There are occasionally policies of the house that she doesn’t agree with. She’s forced to have anti-flea drops put on the back of her neck at regular intervals to protect her from disease. She often tries to avoid this, and runs away if tricked into it. There has never been consent to this healthcare policy, and I can’t see that ever changing. It’s the same story with annual jabs, another healthcare policy she protests with loud voice every year.

She’s lived with me in a Conservative-voting constituency for a long time. I like to think she’d vote Tory, and maybe one day technology or our understanding will grow enough to enable votes for cats.
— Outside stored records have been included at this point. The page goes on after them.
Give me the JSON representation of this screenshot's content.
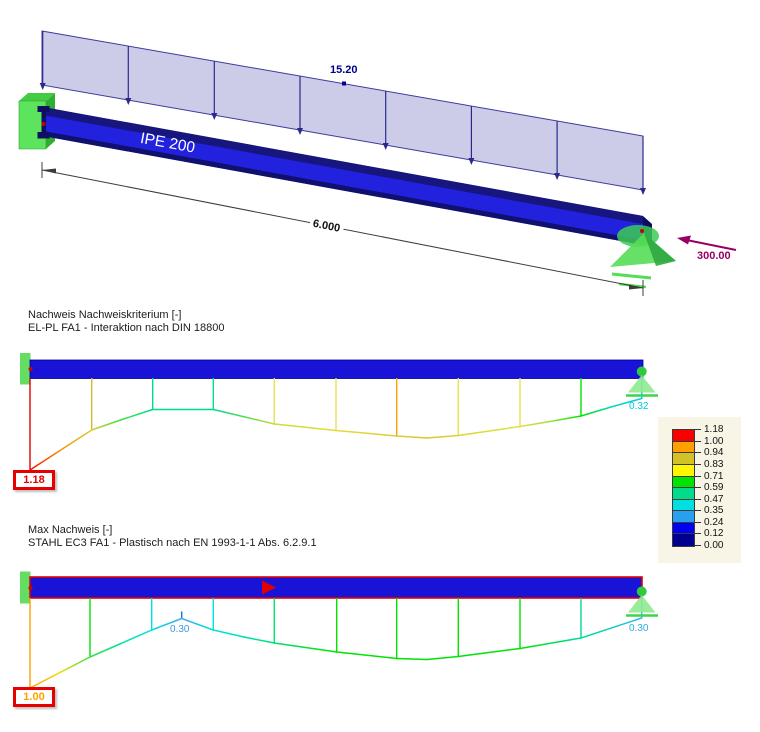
{
  "view3d": {
    "section_label": "IPE 200",
    "distributed_load_value": "15.20",
    "axial_load_value": "300.00",
    "span_dimension": "6.000",
    "load_color": "#00008b",
    "axial_color": "#990066"
  },
  "diagram_el_pl": {
    "title": "Nachweis Nachweiskriterium [-]",
    "subtitle": "EL-PL FA1 - Interaktion nach DIN 18800",
    "max_label": "1.18",
    "right_label": "0.32",
    "vlines": [
      [
        91.7,
        378,
        430,
        "#cdbe2e"
      ],
      [
        152.7,
        378,
        409.5,
        "#00dc8c"
      ],
      [
        213.3,
        378,
        409.5,
        "#00dc8c"
      ],
      [
        274.3,
        378,
        424,
        "#e6e44e"
      ],
      [
        336,
        378,
        430.5,
        "#e6e44e"
      ],
      [
        396.7,
        378,
        436,
        "#ffa000"
      ],
      [
        458.3,
        378,
        435.5,
        "#e6e44e"
      ],
      [
        520,
        378,
        426.5,
        "#e6e44e"
      ],
      [
        581,
        378,
        416,
        "#00e400"
      ]
    ],
    "endlines": [
      [
        30,
        378,
        470,
        "#e30000"
      ],
      [
        641.7,
        378,
        398.5,
        "#00cce8"
      ]
    ],
    "curve": [
      [
        30,
        470,
        60,
        450.5,
        "#ee1000",
        "#f59000"
      ],
      [
        60,
        450.5,
        91.7,
        430,
        "#f59000",
        "#d8cc30"
      ],
      [
        91.7,
        430,
        122,
        419.5,
        "#d8cc30",
        "#3ce23c"
      ],
      [
        122,
        419.5,
        152.7,
        409.5,
        "#3ce23c",
        "#00dc8c"
      ],
      [
        152.7,
        409.5,
        213.3,
        409.5,
        "#00dc8c",
        "#00dc8c"
      ],
      [
        213.3,
        409.5,
        245,
        417,
        "#00dc8c",
        "#55dc55"
      ],
      [
        245,
        417,
        274.3,
        424,
        "#55dc55",
        "#cadc3c"
      ],
      [
        274.3,
        424,
        336,
        430.5,
        "#cadc3c",
        "#e2dc3c"
      ],
      [
        336,
        430.5,
        396.7,
        436,
        "#e2dc3c",
        "#dccc34"
      ],
      [
        396.7,
        436,
        427,
        438,
        "#dccc34",
        "#d8c830"
      ],
      [
        427,
        438,
        458.3,
        435.5,
        "#d8c830",
        "#dcd438"
      ],
      [
        458.3,
        435.5,
        520,
        426.5,
        "#dcd438",
        "#e2e040"
      ],
      [
        520,
        426.5,
        550,
        421.5,
        "#e2e040",
        "#9be040"
      ],
      [
        550,
        421.5,
        581,
        416,
        "#9be040",
        "#00e400"
      ],
      [
        581,
        416,
        611,
        407,
        "#00e400",
        "#00dcb4"
      ],
      [
        611,
        407,
        641.7,
        398.5,
        "#00dcb4",
        "#00cce8"
      ]
    ]
  },
  "diagram_ec3": {
    "title": "Max Nachweis [-]",
    "subtitle": "STAHL EC3 FA1 - Plastisch nach EN 1993-1-1 Abs. 6.2.9.1",
    "max_label": "1.00",
    "peak_label": "0.30",
    "right_label": "0.30",
    "vlines": [
      [
        90,
        598,
        657,
        "#00e400"
      ],
      [
        151.7,
        598,
        630,
        "#00e0e0"
      ],
      [
        213.3,
        598,
        630,
        "#00e0e0"
      ],
      [
        274.3,
        598,
        643,
        "#00e46e"
      ],
      [
        336.7,
        598,
        652,
        "#00e400"
      ],
      [
        396.7,
        598,
        658.5,
        "#00e400"
      ],
      [
        458.3,
        598,
        656.5,
        "#00e400"
      ],
      [
        520,
        598,
        648.5,
        "#00e400"
      ],
      [
        581,
        598,
        638,
        "#00dc96"
      ]
    ],
    "endlines": [
      [
        30,
        598,
        688,
        "#ffa000"
      ],
      [
        641.7,
        598,
        618,
        "#30b6e8"
      ],
      [
        181.7,
        611.5,
        618.5,
        "#1070e0"
      ]
    ],
    "curve": [
      [
        30,
        688,
        60,
        672.5,
        "#ffa000",
        "#eed800"
      ],
      [
        60,
        672.5,
        90,
        657,
        "#eed800",
        "#3ce23c"
      ],
      [
        90,
        657,
        121,
        643.5,
        "#3ce23c",
        "#00e0a0"
      ],
      [
        121,
        643.5,
        151.7,
        630,
        "#00e0a0",
        "#00e0e0"
      ],
      [
        151.7,
        630,
        181.7,
        618.5,
        "#00e0e0",
        "#46aae8"
      ],
      [
        181.7,
        618.5,
        213.3,
        630,
        "#46aae8",
        "#00e0e0"
      ],
      [
        213.3,
        630,
        244,
        637,
        "#00e0e0",
        "#00e0b4"
      ],
      [
        244,
        637,
        274.3,
        643,
        "#00e0b4",
        "#00e06e"
      ],
      [
        274.3,
        643,
        336.7,
        652,
        "#00e06e",
        "#00e400"
      ],
      [
        336.7,
        652,
        396.7,
        658.5,
        "#00e400",
        "#00e400"
      ],
      [
        396.7,
        658.5,
        427,
        659.5,
        "#00e400",
        "#00e400"
      ],
      [
        427,
        659.5,
        458.3,
        656.5,
        "#00e400",
        "#00e400"
      ],
      [
        458.3,
        656.5,
        520,
        648.5,
        "#00e400",
        "#00e400"
      ],
      [
        520,
        648.5,
        581,
        638,
        "#00e400",
        "#00dc96"
      ],
      [
        581,
        638,
        641.7,
        618,
        "#00dc96",
        "#30b6e8"
      ]
    ]
  },
  "legend": {
    "values": [
      "1.18",
      "1.00",
      "0.94",
      "0.83",
      "0.71",
      "0.59",
      "0.47",
      "0.35",
      "0.24",
      "0.12",
      "0.00"
    ],
    "colors": [
      "#f80000",
      "#ffa000",
      "#d2c228",
      "#fff600",
      "#00e400",
      "#00dc8c",
      "#00e0e0",
      "#28a0f0",
      "#0000f0",
      "#000090"
    ],
    "background": "#f8f4e6"
  }
}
If she lives long enough for things to change enough for her to begin some suffragette-styled votes for cats movement, I’d support it. Because I truly believe she has feelings and knows her own mind. That’s sentience. And that’s the point of recent debate and outrage. I don’t own a dog, but I’d say the same for dogs. I’m sure most pet owners are responsible, love their furry, four-legged friends, and could feel the same.

If I hear the phrase ‘just a cat’, I’m somewhat outraged for her. I don’t know if she can understand that phrase or not, but I feel hurt and offended for her. I was appalled for her when a pet insurance  company documented her as a ‘moggie’ on paperwork sent out to me. Suffice to say they lost my renewal – regardless of price. These statements are commonplace, and racist. My cat has demonstrated that she has feelings, so perhaps has the capacity to be offended by racism towards her. Because my cat is not ‘just a cat’. We share a home, she shows me affection, we care for each other, we’ve become best friends – she’s even fended off two burglars. She’s earned the right to be a member of my family.

Perhaps that’s for another debate.

This is all context to say that despite being a Conservative, I can fully see why people would been outraged to hear that Conservative MPs voted animals didn’t have feelings. But they didn’t.

Essentially, they voted against accepting EU animal-related laws. However our country is known throughout the globe as being a nation of animal-lovers. What could the EU laws tell us that we don’t already know? And if we’re out the EU, as we will be soon, we don’t need theirs – we’ll use our own, better laws, thanks. Of course MPs love animals as much as the rest of us, or Larry the cat would never have been appointed ‘chief mouser’ to Number Ten.

Still, one good thing has come out of all this: we’ve got away from men in suits making dry speeches, and got to see Michael Gove hugging his dog in a video that went viral. I for one fully support any calls for more pictures of politicians with their pets – and any votes for cats movement, of course.